Despite various amounts of rain and snow throughout Kansas since Christmas, the Kansas wheat crop is in poor shape, based on reports from directors of the Kansas Association of Wheat Growers and personal observations occurring Jan. 15-Jan. 21.
KAWG directors met Jan. 15 at a board meeting in Manhattan; the wheat crop ranges from good condition on directors’ farms in Stafford, Dickinson and Mitchell counties, to very poor in western Kansas.
David Schemm, who farms near Sharon Spring, says wheat plants are brown right now, when usually they have a green cast in the winter dormancy period. He dug up a few brown plants, planted them in buckets of dirt and let them thaw out…after several days, they became green again, albeit sans a lot of plant vigor. “Still, there is a little life in those plants,” Schemm says.

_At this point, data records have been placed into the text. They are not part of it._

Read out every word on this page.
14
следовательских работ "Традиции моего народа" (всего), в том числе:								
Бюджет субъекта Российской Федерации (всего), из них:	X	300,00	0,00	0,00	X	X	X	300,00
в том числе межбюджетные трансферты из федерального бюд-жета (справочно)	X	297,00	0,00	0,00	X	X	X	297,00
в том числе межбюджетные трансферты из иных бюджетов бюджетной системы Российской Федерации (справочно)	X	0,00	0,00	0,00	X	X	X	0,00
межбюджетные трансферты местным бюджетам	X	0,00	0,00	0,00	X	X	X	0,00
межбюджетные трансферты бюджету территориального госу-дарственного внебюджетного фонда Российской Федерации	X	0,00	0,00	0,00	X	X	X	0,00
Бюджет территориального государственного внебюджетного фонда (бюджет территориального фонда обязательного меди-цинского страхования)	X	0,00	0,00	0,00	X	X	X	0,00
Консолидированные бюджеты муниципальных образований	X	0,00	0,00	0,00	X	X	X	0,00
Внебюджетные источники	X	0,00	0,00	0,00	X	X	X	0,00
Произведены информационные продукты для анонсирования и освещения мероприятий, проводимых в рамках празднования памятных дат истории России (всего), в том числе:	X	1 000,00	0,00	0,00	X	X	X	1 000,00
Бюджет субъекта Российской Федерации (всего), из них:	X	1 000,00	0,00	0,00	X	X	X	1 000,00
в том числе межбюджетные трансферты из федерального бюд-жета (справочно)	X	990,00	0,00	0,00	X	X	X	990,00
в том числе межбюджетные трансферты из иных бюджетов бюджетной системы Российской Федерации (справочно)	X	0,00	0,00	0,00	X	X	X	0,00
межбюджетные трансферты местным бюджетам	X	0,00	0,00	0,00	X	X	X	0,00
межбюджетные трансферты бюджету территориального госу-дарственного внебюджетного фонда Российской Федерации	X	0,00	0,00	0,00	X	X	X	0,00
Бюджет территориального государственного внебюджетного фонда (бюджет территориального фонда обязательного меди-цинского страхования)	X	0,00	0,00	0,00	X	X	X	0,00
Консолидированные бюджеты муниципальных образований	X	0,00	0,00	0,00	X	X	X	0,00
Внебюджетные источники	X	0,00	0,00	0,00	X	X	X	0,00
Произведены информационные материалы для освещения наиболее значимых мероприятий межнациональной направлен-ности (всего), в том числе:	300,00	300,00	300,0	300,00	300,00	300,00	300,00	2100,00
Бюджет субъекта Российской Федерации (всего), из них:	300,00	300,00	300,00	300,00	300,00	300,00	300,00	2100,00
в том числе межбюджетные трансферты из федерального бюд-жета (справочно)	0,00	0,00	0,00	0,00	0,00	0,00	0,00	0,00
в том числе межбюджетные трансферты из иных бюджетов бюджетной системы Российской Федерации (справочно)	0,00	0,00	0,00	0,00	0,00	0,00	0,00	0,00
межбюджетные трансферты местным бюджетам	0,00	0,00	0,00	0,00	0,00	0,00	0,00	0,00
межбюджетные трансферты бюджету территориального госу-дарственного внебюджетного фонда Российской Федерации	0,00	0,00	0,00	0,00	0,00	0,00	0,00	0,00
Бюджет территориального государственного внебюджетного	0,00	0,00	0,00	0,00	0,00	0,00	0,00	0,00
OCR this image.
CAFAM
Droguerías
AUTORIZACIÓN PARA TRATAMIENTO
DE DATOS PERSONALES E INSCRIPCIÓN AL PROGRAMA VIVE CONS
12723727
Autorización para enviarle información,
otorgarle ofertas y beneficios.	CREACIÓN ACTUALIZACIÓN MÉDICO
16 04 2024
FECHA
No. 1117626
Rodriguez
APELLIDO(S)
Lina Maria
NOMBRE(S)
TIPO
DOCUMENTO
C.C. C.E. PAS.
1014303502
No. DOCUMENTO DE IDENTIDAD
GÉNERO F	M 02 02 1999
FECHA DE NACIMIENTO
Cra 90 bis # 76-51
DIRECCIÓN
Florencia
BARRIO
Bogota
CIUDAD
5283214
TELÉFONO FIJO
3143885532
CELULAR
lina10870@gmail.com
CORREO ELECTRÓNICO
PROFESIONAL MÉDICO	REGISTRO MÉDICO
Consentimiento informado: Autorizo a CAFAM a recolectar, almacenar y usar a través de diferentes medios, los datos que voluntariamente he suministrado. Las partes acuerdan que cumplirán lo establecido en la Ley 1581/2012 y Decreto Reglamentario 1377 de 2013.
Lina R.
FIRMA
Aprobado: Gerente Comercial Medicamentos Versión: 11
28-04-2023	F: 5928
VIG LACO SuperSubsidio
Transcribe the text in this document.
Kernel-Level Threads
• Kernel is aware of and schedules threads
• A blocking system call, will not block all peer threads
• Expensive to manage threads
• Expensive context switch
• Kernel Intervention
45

Richard Kvasnicka, who farms in Logan County near Winona, says the crop looked better with a layer of snow on top of it a few weeks ago. The snow cover didn’t last long, and between snow and rain, just 0.70-inches of precipitation fell on these dry soils. He says the root systems are poor, the crop has very little tillering, and the ground cover is minimal, which leaves it prone to blowing.
In the Kansas Crop Progress Report dated December 31, the Kansas Agricultural Statistics Service says the winter wheat crop is rated at 1% excellent; 23% good; 45% fair and 31% poor to very poor. Twenty-one percent of the crop has at least light wind damage; 15% of the crop shows at least light freeze damage. It appears as if the crop is in worse shape than that now.
2012 was the third driest year on record, which has parched the Kansas top- and sub-soil levels. With perfect weather conditions from here to harvest, Schemm reckons he will achieve an average crop at best. At worst; well, no one wants to think about that.